For user-centric security, it uses Bradford Networks' NAC Director, a policy-based appliance. NAC Director works with a company's LAN switches to manage individuals' identities by associating them not only with IP and media access control addresses, but also the individuals' roles in the company and the applications they are authorized to use.
Because NAC Director focuses on identity, it eliminates the problem of insecure ports. "When everything is tied to a user account and identity, it's far easier to secure," NaviMedix's Richards says. "No valid user account, no access. And that means zero possibility for unauthorized users to get to the protected parts of the network."
In addition, NAC Director integrates with Microsoft's Active Directory service, which NaviMedix uses. This integration lets the firm base application access on Active Directory group membership using virtual LANs. "With the VLANs, only certain individuals and departments can get to certain parts of the network," Richards says. "Together, NAC and Active Directory grant authorized individuals access to their data wherever they are in the company. Their VLANs follow them, so they get what they're supposed to get based on who they are. And they get proper access, no matter where they login or what device they use."

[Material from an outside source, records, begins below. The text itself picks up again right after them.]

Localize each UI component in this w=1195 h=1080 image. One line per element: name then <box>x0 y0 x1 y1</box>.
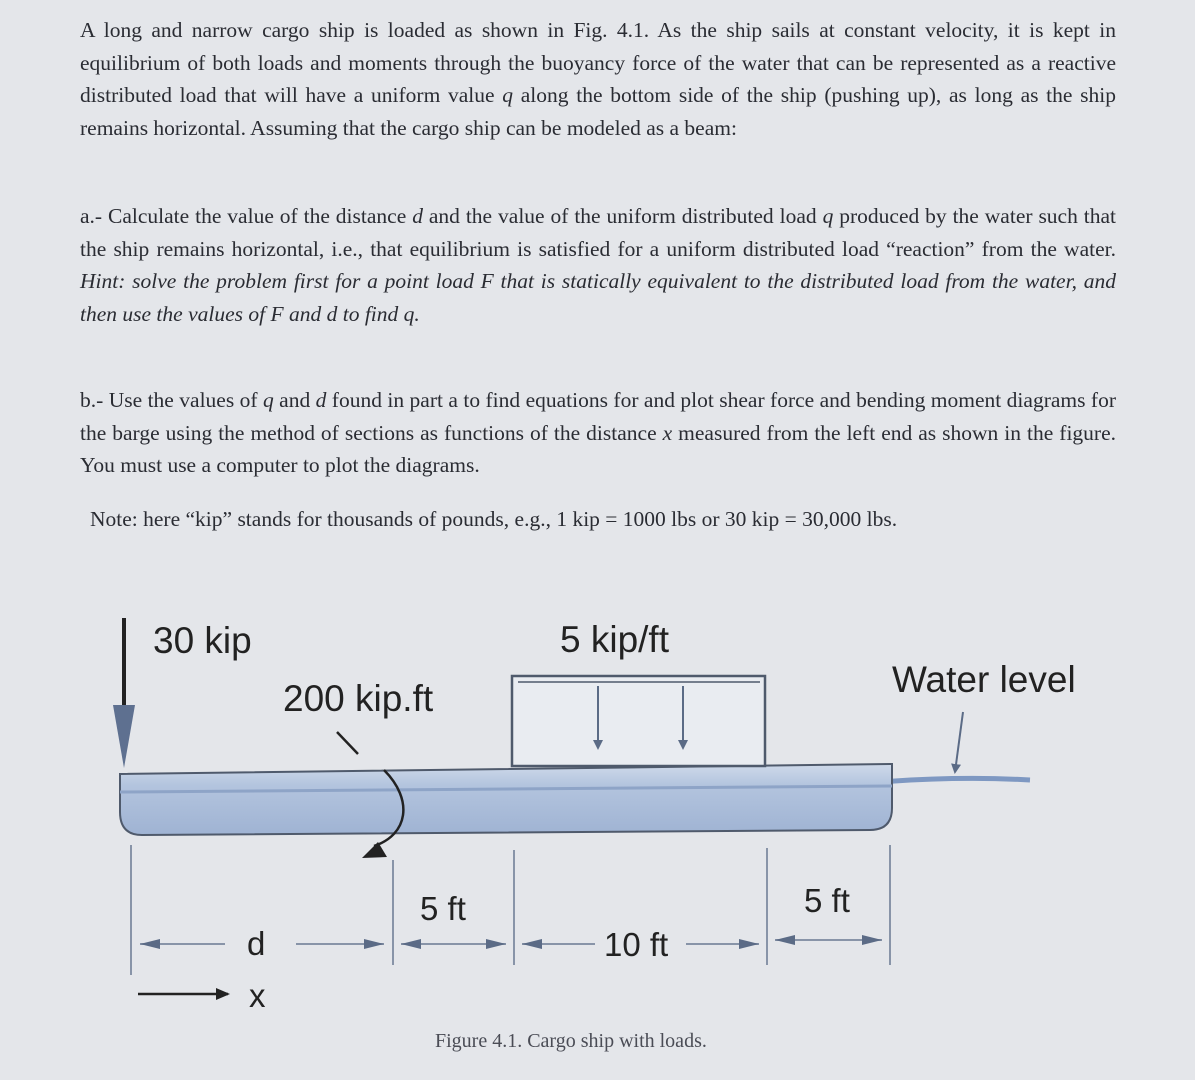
point-load-label: 30 kip <box>153 620 252 661</box>
dim-5ft-left-label: 5 ft <box>420 890 466 927</box>
intro-text-2: along the bottom side of the ship (pushing up), as long as the ship remains horizontal. Assuming that the cargo ship can be modeled as a beam: <box>80 83 1116 140</box>
part-b-text-3: found in part a to find equations for and plot shear force and bending moment diagrams for the barge using the method of sections as functions of the distance <box>80 388 1116 445</box>
part-a-text-1: a.- Calculate the value of the distance <box>80 204 413 228</box>
part-a-hint: Hint: solve the problem first for a point load F that is statically equivalent to the distributed load from the water, and then use the values of F and d to find q. <box>80 269 1116 326</box>
part-b-text-1: b.- Use the values of <box>80 388 263 412</box>
ship-hull <box>120 764 892 835</box>
figure-caption: Figure 4.1. Cargo ship with loads. <box>435 1030 707 1052</box>
water-level-arrow <box>955 712 963 772</box>
var-q: q <box>822 204 834 228</box>
dim-10ft-label: 10 ft <box>604 926 669 963</box>
moment-leader-line <box>337 732 358 754</box>
var-q: q <box>262 388 274 412</box>
point-load-arrowhead <box>113 705 135 768</box>
cargo-box <box>512 676 765 766</box>
intro-text-1: A long and narrow cargo ship is loaded as shown in Fig. 4.1. As the ship sails at constant velocity, it is kept in equilibrium of both loads and moments through the buoyancy force of the water that can be represented as a reactive distributed load that will have a uniform value <box>80 18 1116 108</box>
x-axis-label: x <box>249 977 266 1014</box>
var-d: d <box>315 388 327 412</box>
var-d: d <box>412 204 423 228</box>
part-b-text-4: measured from the left end as shown in the figure. You must use a computer to plot the diagrams. <box>80 420 1116 478</box>
water-level-label: Water level <box>892 659 1076 700</box>
water-surface-line <box>880 778 1030 782</box>
part-a-text-2: and the value of the uniform distributed load <box>422 204 823 228</box>
part-a-text-3: produced by the water such that the ship remains horizontal, i.e., that equilibrium is satisfied for a uniform distributed load “reaction” from the water. <box>80 204 1117 261</box>
dim-d-label: d <box>247 925 266 962</box>
note-paragraph: Note: here “kip” stands for thousands of pounds, e.g., 1 kip = 1000 lbs or 30 kip = 30,000 lbs. <box>90 507 898 531</box>
moment-label: 200 kip.ft <box>283 678 434 719</box>
dim-5ft-right-label: 5 ft <box>804 882 850 919</box>
var-x: x <box>662 420 673 445</box>
moment-arrowhead <box>362 842 387 858</box>
var-q: q <box>502 83 514 108</box>
part-b-text-2: and <box>273 388 316 412</box>
distributed-load-label: 5 kip/ft <box>560 619 669 660</box>
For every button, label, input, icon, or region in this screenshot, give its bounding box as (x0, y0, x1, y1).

NaviMedix chose Bradford's NAC appliance because it didn't require network changes. Richards could make the out-of-band appliance work with the company's existing Cisco switches, none of which were the latest and greatest.
While clearly not necessary, network overhauls do provide a simpler entry into user-centric security. Such was the case at Ferrum College in Virginia, which recently implemented Juniper Networks' new EX 4200 and EX 3200 LAN switches together with its Unified Access Control flavor of NAC. Ferrum primarily needed the new network for better stability and support for an online-learning management system and upcoming move to VoIP, but user-focused security was a consideration, too. (Compare access switch products.)
"Rather than basing security on machines, we wanted to base it on people," says Christine Stinson, CIO at the college, which has 1,400 students and 300 faculty and staff. "We wanted groups to access certain resources, while locking out others, and we wanted to be able to track all that," she says.
Ferrum uses VLANs to segment the network, keeping guests and students separate from such business functions as admissions and the registrar's office. Managing users and their access levels is relatively easy, Stinson says. "Once you have one VLAN set up, you can copy the settings, modify what you need to modify and basically create a new VLAN," she says. "And it's easy to move users from VLAN to VLAN. Once the groups are defined, we simply say this user is in this group, or this user is in these two groups. That's not a problem at all," she adds.